The findings were presented by Georgia's chief medical examiner, Dr. Kris Sperry, who cautioned that there is no scientific evidence linking testosterone to fits or rage or mental disorders. He did say that the levels of testosterone in Benoit's body were "elevated."
Testosterone is a hormone that maintains muscle mass and strength, fat distribution and bone mass, as well as sperm production, sex drive and potency.
Police say the wrestler, 40, killed his wife and son in their suburban Georgia home before strangling himself with a weight machine cord on June 24.

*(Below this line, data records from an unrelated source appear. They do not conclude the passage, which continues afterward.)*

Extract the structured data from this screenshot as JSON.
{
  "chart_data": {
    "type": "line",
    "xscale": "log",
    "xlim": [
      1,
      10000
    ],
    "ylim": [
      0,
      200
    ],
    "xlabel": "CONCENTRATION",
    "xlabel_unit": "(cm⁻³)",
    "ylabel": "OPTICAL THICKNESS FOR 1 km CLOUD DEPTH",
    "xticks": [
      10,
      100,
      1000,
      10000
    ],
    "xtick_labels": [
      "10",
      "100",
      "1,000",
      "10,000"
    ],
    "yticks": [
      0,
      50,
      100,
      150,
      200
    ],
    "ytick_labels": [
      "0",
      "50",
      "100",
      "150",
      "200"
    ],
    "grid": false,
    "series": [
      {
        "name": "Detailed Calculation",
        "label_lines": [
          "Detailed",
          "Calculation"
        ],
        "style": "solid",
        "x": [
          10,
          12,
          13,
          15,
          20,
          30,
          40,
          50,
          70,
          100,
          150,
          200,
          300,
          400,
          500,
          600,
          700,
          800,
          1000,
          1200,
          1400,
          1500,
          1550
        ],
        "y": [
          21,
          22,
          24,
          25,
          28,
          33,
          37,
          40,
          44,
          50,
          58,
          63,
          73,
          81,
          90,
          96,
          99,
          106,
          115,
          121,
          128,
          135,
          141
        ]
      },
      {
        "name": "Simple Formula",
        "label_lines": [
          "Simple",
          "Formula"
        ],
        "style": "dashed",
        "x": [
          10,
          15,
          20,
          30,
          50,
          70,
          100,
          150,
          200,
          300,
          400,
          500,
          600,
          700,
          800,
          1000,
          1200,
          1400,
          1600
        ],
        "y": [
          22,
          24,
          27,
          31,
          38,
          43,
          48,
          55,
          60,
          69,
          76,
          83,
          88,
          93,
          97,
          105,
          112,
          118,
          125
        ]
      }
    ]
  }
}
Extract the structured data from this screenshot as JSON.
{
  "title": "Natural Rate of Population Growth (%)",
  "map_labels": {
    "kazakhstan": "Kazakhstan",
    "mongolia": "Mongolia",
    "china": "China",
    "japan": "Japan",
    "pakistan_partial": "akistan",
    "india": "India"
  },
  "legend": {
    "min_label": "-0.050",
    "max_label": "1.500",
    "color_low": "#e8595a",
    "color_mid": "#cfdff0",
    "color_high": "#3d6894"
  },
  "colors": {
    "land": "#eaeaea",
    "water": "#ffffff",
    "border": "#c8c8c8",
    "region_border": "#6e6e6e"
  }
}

Following Benoit's death, federal Drug Enforcement Administration agents arrested his personal physician, Dr. Phil Astin, on seven counts of over-prescribing pain and anxiety medication. (Astin has pleaded not guilty.)
Although none of the charges are related to Benoit, a search warrant obtained earlier by police specified the doctor had prescribed "on average, a 10-month supply of anabolic steroids to Mr. Benoit every three to four weeks from May 4, 2006 through May 9, 2007."
Steroids were found in the wrestler's house on the day the deaths were discovered, according to police. Astin denies prescribing steroids to Benoit.
After results of the toxicology reports for Benoit were released Tuesday, the WWE released a statement saying, in part, "On Mr. Benoit's last drug test in April 2007 administered by Aegis Labs, he tested negative for anabolic steroids and for testosterone. Given the toxicology report of GBI released today, it would appear that Mr. Benoit took testosterone sometime after his April 2007 test."
The statement continued: "For over 20 years, the WWE has been demonstrating our concern for the well being of our contracted athletes, instituting drug testing in 1987 leading up to our current Wellness Program which began on February 27, 2006."